Tremor - Teju Cole: I love Teju Cole, and when I saw him give a great talk on Tremor in November he said that you might not need to read it for several years, if you have other things to return to. I think I might agree in this case.
If an Egyptian Does Not Speak English - Noor Naga: This novel about an American-Egyptian woman in Cairo meeting a man from a poor village in Egypt was the most rewarding book I picked up on a whim from a store shelf. The best parts were subtle, sympathetic, and unsparing at the same time, but I can’t decide to what degree the ending put me off - not everyone who reads fiction is in a Brooklyn writing group, and it’s OK to not write for that narrow demographic.

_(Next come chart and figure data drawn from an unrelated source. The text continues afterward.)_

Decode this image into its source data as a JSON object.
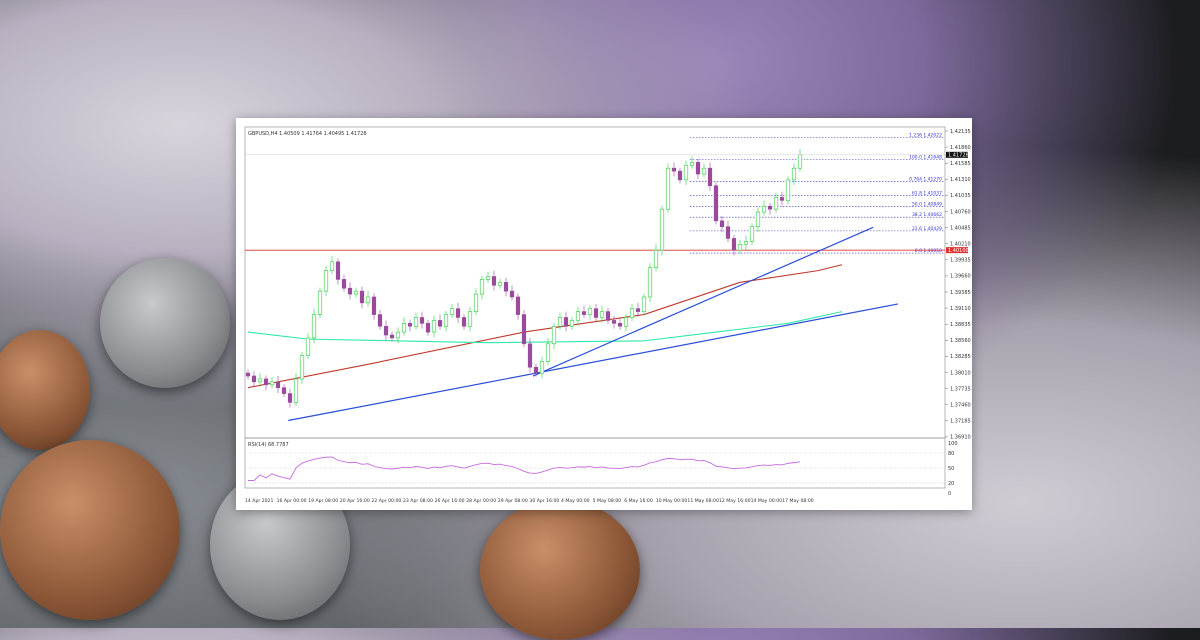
{
  "chart_data": {
    "type": "candlestick",
    "title": "GBPUSD,H4 1.40509 1.41764 1.40495 1.41728",
    "symbol": "GBPUSD,H4",
    "ohlc_header": [
      "1.40509",
      "1.41764",
      "1.40495",
      "1.41728"
    ],
    "ylim": [
      1.3691,
      1.42135
    ],
    "price_ticks": [
      "1.42135",
      "1.41860",
      "1.41585",
      "1.41310",
      "1.41035",
      "1.40760",
      "1.40485",
      "1.40210",
      "1.39935",
      "1.39660",
      "1.39385",
      "1.39110",
      "1.38835",
      "1.38560",
      "1.38285",
      "1.38010",
      "1.37735",
      "1.37460",
      "1.37185",
      "1.36910"
    ],
    "current_price": "1.41728",
    "horizontal_line": {
      "price": 1.401,
      "label": "1.40100",
      "color": "#e03030"
    },
    "x_labels": [
      "14 Apr 2021",
      "16 Apr 00:00",
      "19 Apr 08:00",
      "20 Apr 16:00",
      "22 Apr 00:00",
      "23 Apr 08:00",
      "26 Apr 16:00",
      "28 Apr 00:00",
      "29 Apr 08:00",
      "30 Apr 16:00",
      "4 May 00:00",
      "5 May 08:00",
      "6 May 16:00",
      "10 May 00:00",
      "11 May 08:00",
      "12 May 16:00",
      "14 May 00:00",
      "17 May 08:00"
    ],
    "closes": [
      1.3795,
      1.3785,
      1.379,
      1.378,
      1.3785,
      1.3775,
      1.3765,
      1.375,
      1.379,
      1.383,
      1.386,
      1.39,
      1.394,
      1.3975,
      1.399,
      1.396,
      1.3945,
      1.3935,
      1.394,
      1.392,
      1.393,
      1.39,
      1.388,
      1.3865,
      1.386,
      1.387,
      1.3885,
      1.388,
      1.3895,
      1.3885,
      1.387,
      1.389,
      1.388,
      1.39,
      1.391,
      1.3895,
      1.388,
      1.3905,
      1.3935,
      1.396,
      1.3965,
      1.395,
      1.3955,
      1.394,
      1.393,
      1.39,
      1.385,
      1.381,
      1.38,
      1.382,
      1.385,
      1.388,
      1.3895,
      1.388,
      1.389,
      1.3905,
      1.39,
      1.391,
      1.3895,
      1.3905,
      1.389,
      1.3885,
      1.388,
      1.3895,
      1.391,
      1.3905,
      1.393,
      1.398,
      1.401,
      1.408,
      1.415,
      1.4145,
      1.413,
      1.4155,
      1.416,
      1.414,
      1.415,
      1.412,
      1.406,
      1.405,
      1.403,
      1.401,
      1.402,
      1.4025,
      1.405,
      1.4075,
      1.4085,
      1.408,
      1.41,
      1.4095,
      1.413,
      1.415,
      1.4173
    ],
    "first_open": 1.38,
    "moving_averages": [
      {
        "color": "#c0392b",
        "points": [
          [
            0,
            1.3775
          ],
          [
            20,
            1.3815
          ],
          [
            46,
            1.387
          ],
          [
            66,
            1.39
          ],
          [
            82,
            1.3955
          ],
          [
            95,
            1.3975
          ],
          [
            99,
            1.3985
          ]
        ]
      },
      {
        "color": "#2ee8a8",
        "points": [
          [
            0,
            1.387
          ],
          [
            10,
            1.3858
          ],
          [
            40,
            1.3852
          ],
          [
            66,
            1.3855
          ],
          [
            78,
            1.387
          ],
          [
            90,
            1.3885
          ],
          [
            99,
            1.3905
          ]
        ]
      }
    ],
    "trendlines": [
      {
        "color": "#2a4fd8",
        "from": [
          6.7,
          1.3719
        ],
        "to": [
          108.3,
          1.3918
        ]
      },
      {
        "color": "#2a4fd8",
        "from": [
          47.5,
          1.3795
        ],
        "to": [
          104.2,
          1.4049
        ]
      }
    ],
    "fibonacci": [
      {
        "label": "1.236 1.42022",
        "price": 1.42022
      },
      {
        "label": "100.0 1.41648",
        "price": 1.41648
      },
      {
        "label": "0.764 1.41270",
        "price": 1.4127
      },
      {
        "label": "61.8 1.41037",
        "price": 1.41037
      },
      {
        "label": "50.0 1.40849",
        "price": 1.40849
      },
      {
        "label": "38.2 1.40662",
        "price": 1.40662
      },
      {
        "label": "23.6 1.40429",
        "price": 1.40429
      },
      {
        "label": "0.0 1.40050",
        "price": 1.4005
      }
    ],
    "rsi": {
      "label": "RSI(14) 68.7787",
      "period": 14,
      "levels": [
        80,
        50,
        20
      ],
      "ticks": [
        "100",
        "80",
        "50",
        "20",
        "0"
      ],
      "color": "#c86be0"
    },
    "colors": {
      "bull": "#2ecc40",
      "bear": "#9a4a9a",
      "fib": "#3333cc"
    }
  }
}
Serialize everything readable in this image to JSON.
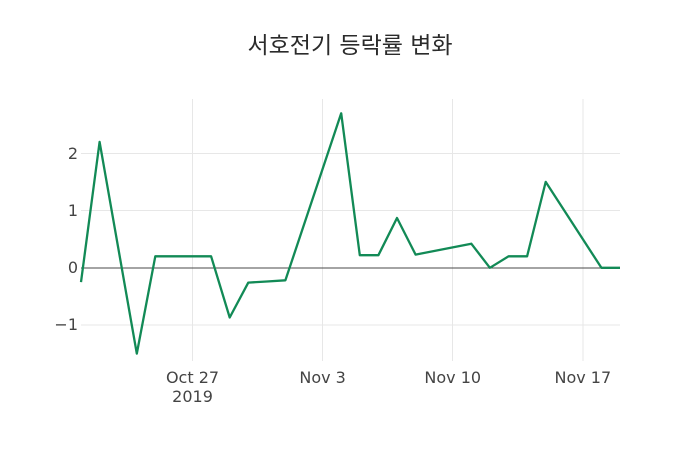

End Zone - Don DeLillo: While not quite possessing the grandeur of his greatest books, End Zone has few of DeLillo’s most annoying quirks and a lot of his most entertaining: hyperreal setting (West Texas desert), wild bouts of technical language (both football and nuclear weapons) and moments of startling clarity.
Swamplandia! - Karen Russell: Swamplandia! is one of those great books that captures the grand dichotomies of American life: freedom and danger, eccentric local color and crushing conformity, magic and banal evil. If I were to pick a national book of Florida, this would be it.
Fledgeling - Octavia Butler: I love Octavia Butler, but this is not her best work. Thematically it builds on her ideas of hybridity and codedepdence, but the story is too talky, a main sympathetic character is a definite pedophile, and the main action wraps with a stiff bureaucratic set-piece.
Gideon the Ninth - Tamsyn Muir: “Lesbian necromancers in space with swords” is the main calling card here, and if that’s the kind of thing you’re looking for, you’ll find it in spades. If you’re looking for nuance, or characters who talk in anything besides quips, look elsewhere.